Oil ran down between my fingers, onto the webbing of skin that earlier today had pressed down hard on a mat to keep me from slipping during "down-dog." My tongue reached out to lick the orange-ish oil and it made me think of sweat, collecting on my upper lip. The salty, oily liquid infused with paprika had a similar taste to sweat that beads down to my lips on particularly hot days.
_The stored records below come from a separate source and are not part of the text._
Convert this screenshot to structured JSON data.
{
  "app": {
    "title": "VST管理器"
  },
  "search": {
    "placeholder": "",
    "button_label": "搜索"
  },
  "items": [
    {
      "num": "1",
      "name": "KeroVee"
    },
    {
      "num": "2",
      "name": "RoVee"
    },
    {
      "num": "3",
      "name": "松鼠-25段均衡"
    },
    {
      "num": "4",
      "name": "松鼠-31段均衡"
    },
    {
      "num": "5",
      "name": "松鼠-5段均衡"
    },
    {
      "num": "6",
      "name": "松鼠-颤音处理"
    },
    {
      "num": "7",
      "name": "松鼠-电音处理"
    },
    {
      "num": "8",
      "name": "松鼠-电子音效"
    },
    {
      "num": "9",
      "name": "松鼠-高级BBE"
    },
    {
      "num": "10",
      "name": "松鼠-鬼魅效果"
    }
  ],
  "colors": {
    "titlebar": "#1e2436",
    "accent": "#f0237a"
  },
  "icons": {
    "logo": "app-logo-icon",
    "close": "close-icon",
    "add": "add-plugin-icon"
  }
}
My feet padded across the carpet in our kitchen to the green and blue granite counter top. I pressed the red button which turned on the T.V. and searched for "Law and Order." I have recently become a "Law and Order" addict, thanks to my sisters. There is something carnal and completely luring about watching a show that includes surprise, wits, and crime-solving. It becomes rote after a while, but it still feels engaging rather than mind-numbing. In a milky-white bowl there are strawberries perched on top of one another, a small pile of green heads and seedy red faces. I pluck one from the top of the pile, a medium-sized one. The large ones intimidate me with their promise of juice running down my chin and the small berries always seem to be a bit tart for my liking. It's like Goldilocks and the Three Bears. I found one that was "just right" and pulled off the green leaves and popped it into my mouth. I felt it burst between my teeth, the seeds falling off their skin and the flesh turning to juice.
Eating, especially when starved, is an intimate, romantic act with ones-self. It can be private and luxurious, like taking a bubble bath with candles. Just a few tastes is all it takes for satisfaction.